My ex has moved in with the latest girlfriend. Not an issue (although to be fair, he told the children he was moving in with her and then introduced her to them...! We are all used to this kind of rubbish now, water off a duck's back!). He has so far refused to give me an address and told me he was moving 'locally' and indicated it would be within the boundaries of the town where we live.
With a bit of detective work and the help of the Internet and his business websites, it is clear that he has moved about a 45 minute drive away. He has the children one night in the week (overnight, picking them up from school and returning to school the next day) and two nights (Saturday and Sunday - returning to school on Monday morning) every other weekend. On his week night, one of the children attends a much loved activity which he has a bad habit of not taking him to (probably does it about 50% of the time - child not happy but that's how it's been).

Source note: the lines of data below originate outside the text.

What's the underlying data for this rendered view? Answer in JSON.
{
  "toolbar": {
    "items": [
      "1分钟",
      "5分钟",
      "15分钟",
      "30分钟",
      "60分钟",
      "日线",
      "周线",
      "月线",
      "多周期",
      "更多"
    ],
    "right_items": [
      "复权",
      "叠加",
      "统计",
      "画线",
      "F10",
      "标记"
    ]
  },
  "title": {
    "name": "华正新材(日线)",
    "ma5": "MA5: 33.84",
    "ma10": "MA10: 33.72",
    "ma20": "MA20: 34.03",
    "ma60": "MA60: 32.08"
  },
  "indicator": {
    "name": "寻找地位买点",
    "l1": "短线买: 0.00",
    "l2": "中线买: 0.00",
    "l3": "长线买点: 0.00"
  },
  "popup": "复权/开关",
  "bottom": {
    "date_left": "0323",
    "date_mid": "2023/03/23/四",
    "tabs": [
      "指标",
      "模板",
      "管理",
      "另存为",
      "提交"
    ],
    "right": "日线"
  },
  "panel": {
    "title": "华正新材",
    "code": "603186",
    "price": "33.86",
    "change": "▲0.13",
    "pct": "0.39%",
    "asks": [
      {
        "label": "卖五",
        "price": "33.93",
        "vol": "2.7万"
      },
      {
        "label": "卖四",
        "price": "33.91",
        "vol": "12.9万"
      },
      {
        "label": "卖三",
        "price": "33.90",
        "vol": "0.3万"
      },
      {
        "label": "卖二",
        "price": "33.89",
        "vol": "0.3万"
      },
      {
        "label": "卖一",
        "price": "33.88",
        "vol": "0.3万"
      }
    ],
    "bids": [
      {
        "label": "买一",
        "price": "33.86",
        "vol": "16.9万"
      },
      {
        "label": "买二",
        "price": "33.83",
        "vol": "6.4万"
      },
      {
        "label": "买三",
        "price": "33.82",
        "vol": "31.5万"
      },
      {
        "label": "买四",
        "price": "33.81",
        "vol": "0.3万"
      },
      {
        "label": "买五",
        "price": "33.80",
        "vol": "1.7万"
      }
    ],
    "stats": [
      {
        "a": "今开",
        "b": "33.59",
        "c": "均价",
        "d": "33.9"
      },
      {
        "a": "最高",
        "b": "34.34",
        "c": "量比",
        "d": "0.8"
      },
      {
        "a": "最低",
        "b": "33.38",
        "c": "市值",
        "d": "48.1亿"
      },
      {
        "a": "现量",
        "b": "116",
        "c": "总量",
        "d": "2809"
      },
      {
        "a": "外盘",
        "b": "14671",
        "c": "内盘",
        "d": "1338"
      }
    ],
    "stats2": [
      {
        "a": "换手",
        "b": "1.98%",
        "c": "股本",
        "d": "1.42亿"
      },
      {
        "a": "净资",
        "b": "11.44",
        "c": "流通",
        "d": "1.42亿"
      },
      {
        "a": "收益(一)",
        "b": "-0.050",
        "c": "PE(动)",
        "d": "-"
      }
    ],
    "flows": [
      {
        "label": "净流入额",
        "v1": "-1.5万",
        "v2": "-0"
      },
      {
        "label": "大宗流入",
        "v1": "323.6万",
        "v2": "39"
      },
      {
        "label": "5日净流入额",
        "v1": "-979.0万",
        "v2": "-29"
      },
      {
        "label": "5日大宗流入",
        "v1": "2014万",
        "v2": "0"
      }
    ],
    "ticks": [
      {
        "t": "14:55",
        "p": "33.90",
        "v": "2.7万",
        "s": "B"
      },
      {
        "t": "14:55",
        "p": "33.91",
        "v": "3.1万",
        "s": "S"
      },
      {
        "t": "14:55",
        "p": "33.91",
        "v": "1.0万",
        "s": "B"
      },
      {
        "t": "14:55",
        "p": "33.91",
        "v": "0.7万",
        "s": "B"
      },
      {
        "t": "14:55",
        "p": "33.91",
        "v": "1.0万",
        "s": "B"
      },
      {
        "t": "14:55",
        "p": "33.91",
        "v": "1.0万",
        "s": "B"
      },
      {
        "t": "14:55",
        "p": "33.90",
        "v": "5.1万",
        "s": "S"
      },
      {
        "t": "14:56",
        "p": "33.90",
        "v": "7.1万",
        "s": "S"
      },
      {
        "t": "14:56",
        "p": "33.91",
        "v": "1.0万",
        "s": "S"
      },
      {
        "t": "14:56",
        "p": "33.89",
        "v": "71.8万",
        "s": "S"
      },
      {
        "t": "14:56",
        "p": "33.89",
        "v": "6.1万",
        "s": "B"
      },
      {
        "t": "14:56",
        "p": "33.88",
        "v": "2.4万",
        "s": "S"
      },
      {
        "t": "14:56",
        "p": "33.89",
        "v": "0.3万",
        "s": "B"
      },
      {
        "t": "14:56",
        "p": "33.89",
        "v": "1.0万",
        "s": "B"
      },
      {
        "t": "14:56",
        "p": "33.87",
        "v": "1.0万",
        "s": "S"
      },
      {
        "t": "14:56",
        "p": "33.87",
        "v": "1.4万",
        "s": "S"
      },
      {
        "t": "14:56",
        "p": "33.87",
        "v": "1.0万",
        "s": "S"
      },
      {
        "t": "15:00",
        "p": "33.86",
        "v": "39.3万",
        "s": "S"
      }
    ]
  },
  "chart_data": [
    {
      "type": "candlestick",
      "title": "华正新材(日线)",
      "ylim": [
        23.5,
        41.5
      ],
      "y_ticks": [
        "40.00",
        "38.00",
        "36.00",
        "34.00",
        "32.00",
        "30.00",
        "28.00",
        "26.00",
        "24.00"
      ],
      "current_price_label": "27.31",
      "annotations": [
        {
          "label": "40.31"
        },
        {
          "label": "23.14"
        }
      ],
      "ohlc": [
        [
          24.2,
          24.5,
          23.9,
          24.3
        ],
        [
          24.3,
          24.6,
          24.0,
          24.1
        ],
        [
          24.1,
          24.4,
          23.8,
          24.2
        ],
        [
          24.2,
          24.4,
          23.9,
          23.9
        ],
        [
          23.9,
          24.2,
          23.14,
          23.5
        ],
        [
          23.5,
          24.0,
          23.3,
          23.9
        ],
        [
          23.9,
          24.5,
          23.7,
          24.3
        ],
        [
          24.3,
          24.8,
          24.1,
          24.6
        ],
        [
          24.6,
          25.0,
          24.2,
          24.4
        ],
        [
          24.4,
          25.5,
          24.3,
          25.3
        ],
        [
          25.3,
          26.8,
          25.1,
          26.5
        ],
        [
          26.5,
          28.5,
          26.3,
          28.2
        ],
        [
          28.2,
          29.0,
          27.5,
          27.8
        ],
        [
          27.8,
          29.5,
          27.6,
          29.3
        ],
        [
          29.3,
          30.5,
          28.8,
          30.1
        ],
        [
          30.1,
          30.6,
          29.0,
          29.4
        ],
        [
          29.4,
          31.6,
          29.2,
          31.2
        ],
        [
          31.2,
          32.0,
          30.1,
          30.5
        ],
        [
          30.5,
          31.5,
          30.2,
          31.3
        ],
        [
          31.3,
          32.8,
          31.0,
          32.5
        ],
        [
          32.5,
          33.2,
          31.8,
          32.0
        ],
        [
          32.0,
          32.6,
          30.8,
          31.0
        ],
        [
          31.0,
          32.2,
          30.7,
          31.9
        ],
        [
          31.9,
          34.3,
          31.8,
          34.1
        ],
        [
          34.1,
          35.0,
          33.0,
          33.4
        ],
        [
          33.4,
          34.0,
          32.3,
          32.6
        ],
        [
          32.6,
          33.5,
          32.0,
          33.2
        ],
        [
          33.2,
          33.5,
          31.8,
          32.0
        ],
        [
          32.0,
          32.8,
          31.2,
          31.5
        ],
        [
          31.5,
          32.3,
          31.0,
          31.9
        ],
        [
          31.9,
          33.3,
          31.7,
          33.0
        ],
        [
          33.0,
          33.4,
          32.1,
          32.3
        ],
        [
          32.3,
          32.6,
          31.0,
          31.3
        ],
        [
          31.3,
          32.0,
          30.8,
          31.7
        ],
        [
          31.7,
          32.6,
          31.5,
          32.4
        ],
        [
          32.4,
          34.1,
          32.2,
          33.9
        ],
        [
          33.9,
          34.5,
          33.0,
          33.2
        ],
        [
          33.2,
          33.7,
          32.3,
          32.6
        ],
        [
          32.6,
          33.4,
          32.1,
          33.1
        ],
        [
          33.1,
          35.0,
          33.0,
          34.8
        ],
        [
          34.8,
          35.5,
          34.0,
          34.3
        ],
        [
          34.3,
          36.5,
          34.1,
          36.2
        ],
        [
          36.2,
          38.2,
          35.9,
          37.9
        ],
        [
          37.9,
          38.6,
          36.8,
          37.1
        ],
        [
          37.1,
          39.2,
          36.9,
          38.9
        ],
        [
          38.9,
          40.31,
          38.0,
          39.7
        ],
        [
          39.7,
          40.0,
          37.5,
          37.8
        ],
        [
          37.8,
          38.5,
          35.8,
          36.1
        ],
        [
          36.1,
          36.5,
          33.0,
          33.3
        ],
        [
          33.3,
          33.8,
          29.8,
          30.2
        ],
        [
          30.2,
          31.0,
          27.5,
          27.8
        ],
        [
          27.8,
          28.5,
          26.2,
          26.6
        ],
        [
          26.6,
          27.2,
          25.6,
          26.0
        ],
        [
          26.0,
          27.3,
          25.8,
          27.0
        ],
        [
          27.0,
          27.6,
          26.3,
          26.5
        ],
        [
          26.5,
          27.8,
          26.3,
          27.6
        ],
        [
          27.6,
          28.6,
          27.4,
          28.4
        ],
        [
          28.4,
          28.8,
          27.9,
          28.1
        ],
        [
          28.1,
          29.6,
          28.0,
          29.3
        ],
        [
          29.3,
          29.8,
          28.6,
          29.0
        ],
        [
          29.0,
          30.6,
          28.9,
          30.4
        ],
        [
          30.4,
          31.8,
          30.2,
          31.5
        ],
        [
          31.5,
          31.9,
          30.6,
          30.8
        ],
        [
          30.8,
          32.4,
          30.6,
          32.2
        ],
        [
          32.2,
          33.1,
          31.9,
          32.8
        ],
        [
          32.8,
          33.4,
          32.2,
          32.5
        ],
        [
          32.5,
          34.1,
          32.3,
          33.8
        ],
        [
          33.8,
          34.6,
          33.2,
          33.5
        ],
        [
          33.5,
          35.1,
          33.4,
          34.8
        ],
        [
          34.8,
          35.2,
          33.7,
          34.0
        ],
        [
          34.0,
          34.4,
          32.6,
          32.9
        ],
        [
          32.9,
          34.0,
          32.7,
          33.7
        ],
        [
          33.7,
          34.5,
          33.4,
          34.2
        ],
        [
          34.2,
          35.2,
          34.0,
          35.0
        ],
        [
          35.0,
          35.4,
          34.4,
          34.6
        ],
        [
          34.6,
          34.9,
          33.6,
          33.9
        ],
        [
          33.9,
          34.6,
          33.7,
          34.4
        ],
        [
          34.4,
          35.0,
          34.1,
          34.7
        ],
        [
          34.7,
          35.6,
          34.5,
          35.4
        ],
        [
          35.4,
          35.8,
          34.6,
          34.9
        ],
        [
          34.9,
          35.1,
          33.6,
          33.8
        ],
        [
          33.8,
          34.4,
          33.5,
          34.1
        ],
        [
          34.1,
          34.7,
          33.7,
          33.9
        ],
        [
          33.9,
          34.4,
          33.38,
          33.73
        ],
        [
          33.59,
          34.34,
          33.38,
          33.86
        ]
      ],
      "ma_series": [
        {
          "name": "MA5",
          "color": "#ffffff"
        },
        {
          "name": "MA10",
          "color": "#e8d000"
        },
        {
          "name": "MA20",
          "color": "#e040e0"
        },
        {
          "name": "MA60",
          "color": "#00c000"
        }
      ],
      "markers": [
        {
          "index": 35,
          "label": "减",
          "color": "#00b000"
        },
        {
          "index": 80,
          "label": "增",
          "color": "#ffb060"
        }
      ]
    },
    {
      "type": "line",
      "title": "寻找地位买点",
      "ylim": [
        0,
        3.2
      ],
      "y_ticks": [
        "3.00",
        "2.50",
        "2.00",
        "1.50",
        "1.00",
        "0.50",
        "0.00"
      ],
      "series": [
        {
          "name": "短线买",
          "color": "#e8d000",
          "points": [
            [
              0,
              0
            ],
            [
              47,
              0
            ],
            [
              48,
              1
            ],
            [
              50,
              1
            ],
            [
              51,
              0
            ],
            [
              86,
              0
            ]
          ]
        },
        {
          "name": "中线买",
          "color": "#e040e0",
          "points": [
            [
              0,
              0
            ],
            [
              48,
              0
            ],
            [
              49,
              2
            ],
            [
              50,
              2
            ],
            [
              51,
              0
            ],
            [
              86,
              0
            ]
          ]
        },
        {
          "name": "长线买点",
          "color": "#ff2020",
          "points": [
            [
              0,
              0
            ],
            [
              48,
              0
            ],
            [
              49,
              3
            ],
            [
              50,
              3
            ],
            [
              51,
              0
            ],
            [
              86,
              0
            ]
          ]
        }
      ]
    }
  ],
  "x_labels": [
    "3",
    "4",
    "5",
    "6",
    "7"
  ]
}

Quite clearly, the evening activity is going to have to stop as there just isn't the time to be travelling up and down the motorway to deal with it. He hasn't told the child about this yet. I am concerned that the 45 minute drive is going to have an impact on them - more from a tiredness point of view than anything. To be fair, I have them at the childminders from 7:30am for my own work so he could travel the distance leaving at about that time and more than get them here on time for school. It just feels... a bit much?
I don't like rocking the boat as he's nasty and he doesn't cope well when challenged, even if the challenge is fair and reasonable. I am probably answering my own questions! Is there anything to be challenged here or is it a wait and see situation and see how the children cope? Any changes would need to involve solicitors, probably the courts, because he's an idiot and won't do mediation or discuss anything sensibly. I am happy to think about changing contact around (maybe the Friday night as well at the weekend, for example and/or a different night in the week so that the eldest can attend his activity) so he doesn't lose contact. All children in primary, the eldest is year 5, the youngest is in reception. Any thoughts?